Another commentary on "The Book of Mormon," and also on the limits of humanism, which increasingly seems to be the real faith export of the West. -Richard Panzer, President UTS
You can feel a jolt of energy surge through the audience of “The Book of Mormon” about a quarter of the way into the show’s first musical number. It’s a jolt of joy, gratitude and laughter — a confirmation that this Broadway production is going to live up to its rave reviews.
The jolts keep coming and the audience I was part of rose up at the end with a raucous standing ovation of the sort I’ve rarely seen. There are four musical numbers that are truly fantastic, and the rest of the show is clever, fast and surprisingly warm. The play is about Mormon missionaries who find themselves in an AIDS-ravaged, warlord-dominated region in Uganda. It ridicules Mormonism but not the Mormons, who are loopy but ultimately admirable.

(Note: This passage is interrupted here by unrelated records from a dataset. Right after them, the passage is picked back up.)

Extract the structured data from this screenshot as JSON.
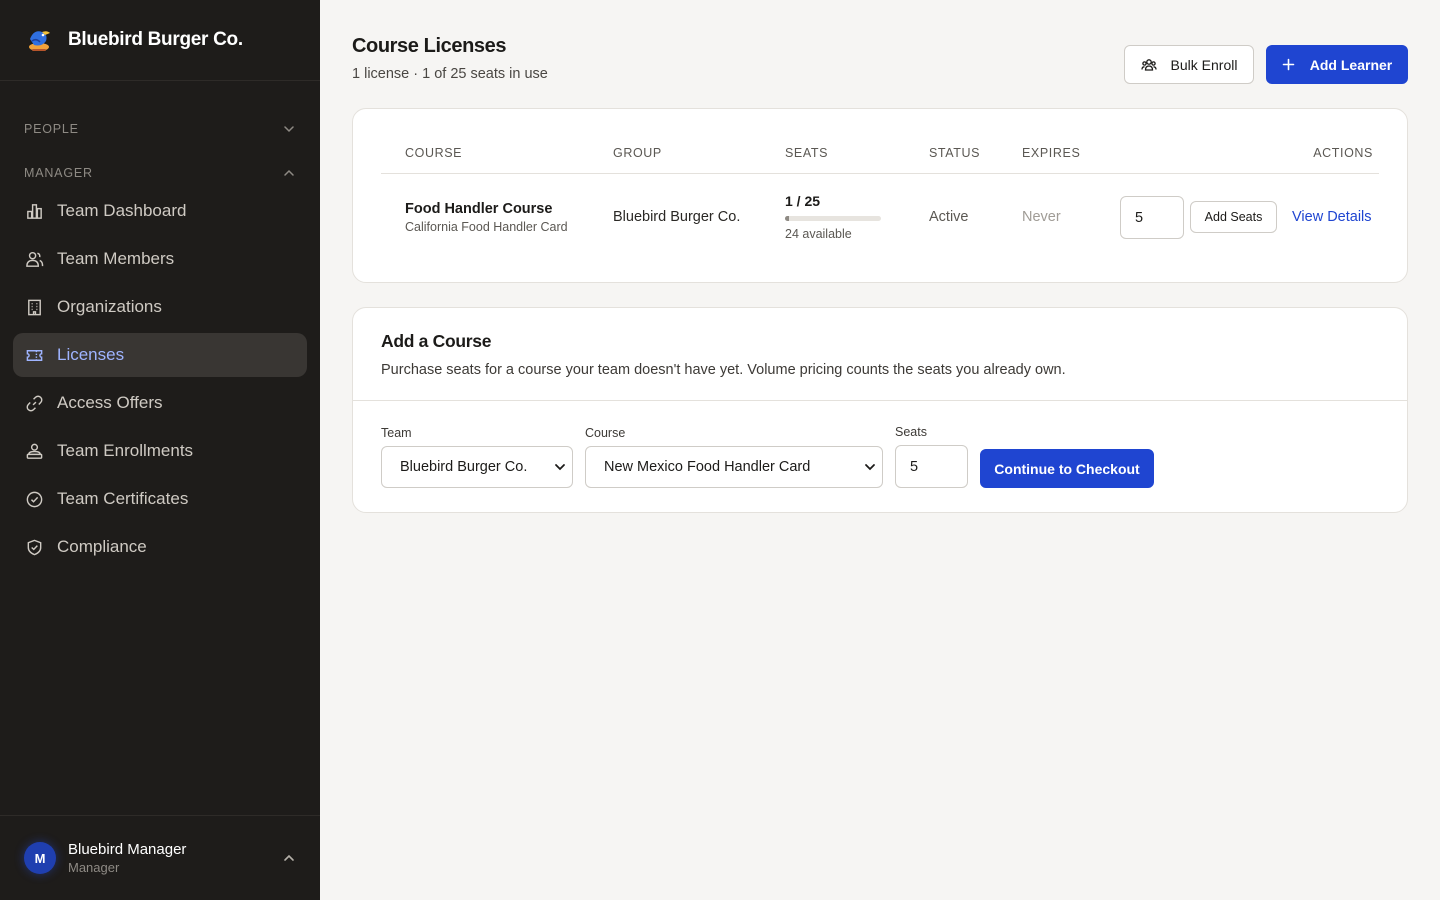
{
  "brand": {
    "name": "Bluebird Burger Co."
  },
  "sidebar": {
    "sections": [
      {
        "label": "PEOPLE",
        "expanded": false
      },
      {
        "label": "MANAGER",
        "expanded": true
      }
    ],
    "items": [
      {
        "label": "Team Dashboard",
        "icon": "bar-chart-icon"
      },
      {
        "label": "Team Members",
        "icon": "users-icon"
      },
      {
        "label": "Organizations",
        "icon": "building-icon"
      },
      {
        "label": "Licenses",
        "icon": "ticket-icon",
        "active": true
      },
      {
        "label": "Access Offers",
        "icon": "link-icon"
      },
      {
        "label": "Team Enrollments",
        "icon": "enrollment-icon"
      },
      {
        "label": "Team Certificates",
        "icon": "check-circle-icon"
      },
      {
        "label": "Compliance",
        "icon": "shield-check-icon"
      }
    ]
  },
  "user": {
    "initial": "M",
    "name": "Bluebird Manager",
    "role": "Manager"
  },
  "header": {
    "title": "Course Licenses",
    "subtitle": "1 license · 1 of 25 seats in use",
    "bulk_enroll_label": "Bulk Enroll",
    "add_learner_label": "Add Learner"
  },
  "licenses_table": {
    "columns": [
      "COURSE",
      "GROUP",
      "SEATS",
      "STATUS",
      "EXPIRES",
      "ACTIONS"
    ],
    "rows": [
      {
        "course": "Food Handler Course",
        "course_sub": "California Food Handler Card",
        "group": "Bluebird Burger Co.",
        "seats_text": "1 / 25",
        "seats_used": 1,
        "seats_total": 25,
        "seats_available": "24 available",
        "status": "Active",
        "expires": "Never",
        "add_seats_value": "5",
        "add_seats_label": "Add Seats",
        "view_details_label": "View Details"
      }
    ]
  },
  "add_course": {
    "title": "Add a Course",
    "description": "Purchase seats for a course your team doesn't have yet. Volume pricing counts the seats you already own.",
    "team_label": "Team",
    "team_value": "Bluebird Burger Co.",
    "course_label": "Course",
    "course_value": "New Mexico Food Handler Card",
    "seats_label": "Seats",
    "seats_value": "5",
    "checkout_label": "Continue to Checkout"
  },
  "colors": {
    "sidebar_bg": "#1e1c1a",
    "accent": "#1f45d1",
    "active_nav_text": "#9fb4ff",
    "page_bg": "#f6f5f3"
  }
}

The central theme of “The Book of Mormon” is that many religious stories are silly — the idea that God would plant golden plates in upstate New York. Many religious doctrines are rigid and out of touch.

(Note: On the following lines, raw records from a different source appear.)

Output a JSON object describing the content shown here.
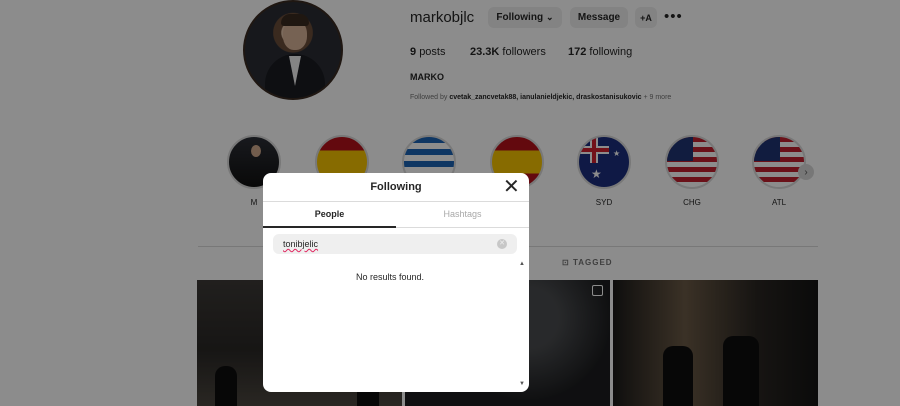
{
  "profile": {
    "username": "markobjlc",
    "following_button": "Following",
    "chevron": "⌄",
    "message_button": "Message",
    "add_user_icon": "+A",
    "more_icon": "•••",
    "posts_count": "9",
    "posts_label": "posts",
    "followers_count": "23.3K",
    "followers_label": "followers",
    "following_count": "172",
    "following_label": "following",
    "bio_name": "MARKO",
    "followed_by_prefix": "Followed by",
    "followed_by_names": "cvetak_zancvetak88, ianulanieldjekic, draskostanisukovic",
    "followed_by_more": "+ 9 more"
  },
  "highlights": [
    {
      "label": "M",
      "icon": "suit-photo"
    },
    {
      "label": "",
      "icon": "spain-flag"
    },
    {
      "label": "",
      "icon": "greece-flag"
    },
    {
      "label": "",
      "icon": "spain-flag"
    },
    {
      "label": "SYD",
      "icon": "australia-flag"
    },
    {
      "label": "CHG",
      "icon": "usa-flag"
    },
    {
      "label": "ATL",
      "icon": "usa-flag"
    }
  ],
  "tabs": {
    "tagged_label": "TAGGED"
  },
  "modal": {
    "title": "Following",
    "close_icon": "✕",
    "tab_people": "People",
    "tab_hashtags": "Hashtags",
    "search_value": "tonibjelic",
    "clear_icon": "✕",
    "no_results": "No results found."
  }
}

But religion itself can do enormous good as long as people take religious teaching metaphorically and not literally; as long as people understand that all religions ultimately preach love and service underneath their superficial particulars; as long as people practice their faiths open-mindedly and are tolerant of different beliefs.

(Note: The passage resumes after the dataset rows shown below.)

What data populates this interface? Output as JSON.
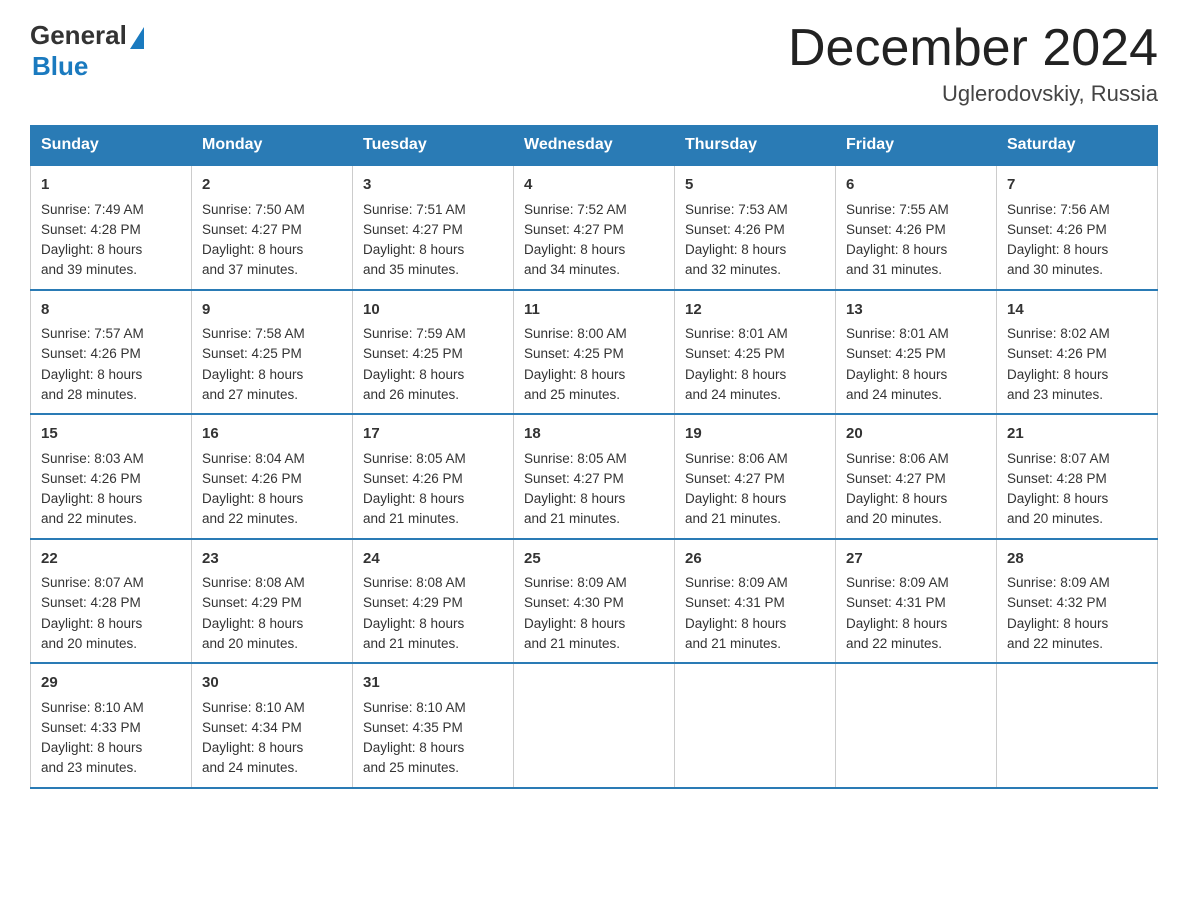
{
  "header": {
    "logo_general": "General",
    "logo_blue": "Blue",
    "title": "December 2024",
    "location": "Uglerodovskiy, Russia"
  },
  "days_of_week": [
    "Sunday",
    "Monday",
    "Tuesday",
    "Wednesday",
    "Thursday",
    "Friday",
    "Saturday"
  ],
  "weeks": [
    [
      {
        "day": "1",
        "sunrise": "7:49 AM",
        "sunset": "4:28 PM",
        "daylight_hours": "8",
        "daylight_minutes": "39"
      },
      {
        "day": "2",
        "sunrise": "7:50 AM",
        "sunset": "4:27 PM",
        "daylight_hours": "8",
        "daylight_minutes": "37"
      },
      {
        "day": "3",
        "sunrise": "7:51 AM",
        "sunset": "4:27 PM",
        "daylight_hours": "8",
        "daylight_minutes": "35"
      },
      {
        "day": "4",
        "sunrise": "7:52 AM",
        "sunset": "4:27 PM",
        "daylight_hours": "8",
        "daylight_minutes": "34"
      },
      {
        "day": "5",
        "sunrise": "7:53 AM",
        "sunset": "4:26 PM",
        "daylight_hours": "8",
        "daylight_minutes": "32"
      },
      {
        "day": "6",
        "sunrise": "7:55 AM",
        "sunset": "4:26 PM",
        "daylight_hours": "8",
        "daylight_minutes": "31"
      },
      {
        "day": "7",
        "sunrise": "7:56 AM",
        "sunset": "4:26 PM",
        "daylight_hours": "8",
        "daylight_minutes": "30"
      }
    ],
    [
      {
        "day": "8",
        "sunrise": "7:57 AM",
        "sunset": "4:26 PM",
        "daylight_hours": "8",
        "daylight_minutes": "28"
      },
      {
        "day": "9",
        "sunrise": "7:58 AM",
        "sunset": "4:25 PM",
        "daylight_hours": "8",
        "daylight_minutes": "27"
      },
      {
        "day": "10",
        "sunrise": "7:59 AM",
        "sunset": "4:25 PM",
        "daylight_hours": "8",
        "daylight_minutes": "26"
      },
      {
        "day": "11",
        "sunrise": "8:00 AM",
        "sunset": "4:25 PM",
        "daylight_hours": "8",
        "daylight_minutes": "25"
      },
      {
        "day": "12",
        "sunrise": "8:01 AM",
        "sunset": "4:25 PM",
        "daylight_hours": "8",
        "daylight_minutes": "24"
      },
      {
        "day": "13",
        "sunrise": "8:01 AM",
        "sunset": "4:25 PM",
        "daylight_hours": "8",
        "daylight_minutes": "24"
      },
      {
        "day": "14",
        "sunrise": "8:02 AM",
        "sunset": "4:26 PM",
        "daylight_hours": "8",
        "daylight_minutes": "23"
      }
    ],
    [
      {
        "day": "15",
        "sunrise": "8:03 AM",
        "sunset": "4:26 PM",
        "daylight_hours": "8",
        "daylight_minutes": "22"
      },
      {
        "day": "16",
        "sunrise": "8:04 AM",
        "sunset": "4:26 PM",
        "daylight_hours": "8",
        "daylight_minutes": "22"
      },
      {
        "day": "17",
        "sunrise": "8:05 AM",
        "sunset": "4:26 PM",
        "daylight_hours": "8",
        "daylight_minutes": "21"
      },
      {
        "day": "18",
        "sunrise": "8:05 AM",
        "sunset": "4:27 PM",
        "daylight_hours": "8",
        "daylight_minutes": "21"
      },
      {
        "day": "19",
        "sunrise": "8:06 AM",
        "sunset": "4:27 PM",
        "daylight_hours": "8",
        "daylight_minutes": "21"
      },
      {
        "day": "20",
        "sunrise": "8:06 AM",
        "sunset": "4:27 PM",
        "daylight_hours": "8",
        "daylight_minutes": "20"
      },
      {
        "day": "21",
        "sunrise": "8:07 AM",
        "sunset": "4:28 PM",
        "daylight_hours": "8",
        "daylight_minutes": "20"
      }
    ],
    [
      {
        "day": "22",
        "sunrise": "8:07 AM",
        "sunset": "4:28 PM",
        "daylight_hours": "8",
        "daylight_minutes": "20"
      },
      {
        "day": "23",
        "sunrise": "8:08 AM",
        "sunset": "4:29 PM",
        "daylight_hours": "8",
        "daylight_minutes": "20"
      },
      {
        "day": "24",
        "sunrise": "8:08 AM",
        "sunset": "4:29 PM",
        "daylight_hours": "8",
        "daylight_minutes": "21"
      },
      {
        "day": "25",
        "sunrise": "8:09 AM",
        "sunset": "4:30 PM",
        "daylight_hours": "8",
        "daylight_minutes": "21"
      },
      {
        "day": "26",
        "sunrise": "8:09 AM",
        "sunset": "4:31 PM",
        "daylight_hours": "8",
        "daylight_minutes": "21"
      },
      {
        "day": "27",
        "sunrise": "8:09 AM",
        "sunset": "4:31 PM",
        "daylight_hours": "8",
        "daylight_minutes": "22"
      },
      {
        "day": "28",
        "sunrise": "8:09 AM",
        "sunset": "4:32 PM",
        "daylight_hours": "8",
        "daylight_minutes": "22"
      }
    ],
    [
      {
        "day": "29",
        "sunrise": "8:10 AM",
        "sunset": "4:33 PM",
        "daylight_hours": "8",
        "daylight_minutes": "23"
      },
      {
        "day": "30",
        "sunrise": "8:10 AM",
        "sunset": "4:34 PM",
        "daylight_hours": "8",
        "daylight_minutes": "24"
      },
      {
        "day": "31",
        "sunrise": "8:10 AM",
        "sunset": "4:35 PM",
        "daylight_hours": "8",
        "daylight_minutes": "25"
      },
      null,
      null,
      null,
      null
    ]
  ],
  "labels": {
    "sunrise": "Sunrise:",
    "sunset": "Sunset:",
    "daylight": "Daylight:",
    "hours_suffix": "hours",
    "and": "and",
    "minutes_suffix": "minutes."
  }
}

This warm theme infuses the play with humanity and compassion. It also plays very well to an educated American audience. Many Americans have always admired the style of belief that is spiritual but not doctrinal, pluralistic and not exclusive, which offers tools for serving the greater good but is not marred by intolerant theological judgments.
The only problem with “The Book of Mormon” (you realize when thinking about it later) is that its theme is not quite true. Vague, uplifting, nondoctrinal religiosity doesn’t actually last. The religions that grow, succor and motivate people to perform heroic acts of service are usually theologically rigorous, arduous in practice and definite in their convictions about what is True and False.
That’s because people are not gods. No matter how special some individuals may think they are, they don’t have the ability to understand the world on their own, establish rules of good conduct on their own, impose the highest standards of conduct on their own, or avoid the temptations of laziness on their own.
The religions that thrive have exactly what “The Book of Mormon” ridicules: communal theologies, doctrines and codes of conduct rooted in claims of absolute truth.
Rigorous theology provides believers with a map of reality. These maps may seem dry and schematic — most maps do compared with reality — but they contain the accumulated wisdom of thousands of co-believers who through the centuries have faced similar journeys and trials.
Rigorous theology allows believers to examine the world intellectually as well as emotionally. Many people want to understand the eternal logic of the universe, using reason and logic to wrestle with concrete assertions and teachings.
Rigorous theology helps people avoid mindless conformity. Without timeless rules, we all have a tendency to be swept up in the temper of the moment. But tough-minded theologies are countercultural. They insist on principles and practices that provide an antidote to mere fashion.
Rigorous theology delves into mysteries in ways that are beyond most of us. For example, in her essay, “Creed or Chaos,” Dorothy Sayers argues that Christianity’s advantage is that it gives value to evil and suffering. Christianity asserts that “perfection is attained through the active and positive effort to wrench real good out of a real evil.” This is a complicated thought most of us could not come up with (let alone unpack) outside of a rigorous theological tradition.
Rigorous codes of conduct allow people to build their character. Changes in behavior change the mind, so small acts of ritual reinforce networks in the brain. A Mormon denying herself coffee may seem like a silly thing, but regular acts of discipline can lay the foundation for extraordinary acts of self-control when it counts the most.
“The Book of Mormon” is not anti-religious. It just endorses a no-sharp-edges view of religion that is all creative metaphors and no harsh judgments. The Africans in the play embrace this kind of religion. And in the context of a hilarious musical, that’s fine.
But it’s worth remembering that the religions that thrive in real-life Africa are not as nice and naïve as the religion in the play. The religions thriving in real-life Africa are often so doctrinaire and so socially conservative that they would make Pat Robertson’s hair stand on end.
I was once in an AIDS-ravaged village in southern Africa. The vague humanism of the outside do-gooders didn’t do much to get people to alter their risky behavior. The blunt theological talk of the church ladies — right and wrong, salvation and damnation — seemed to have a better effect.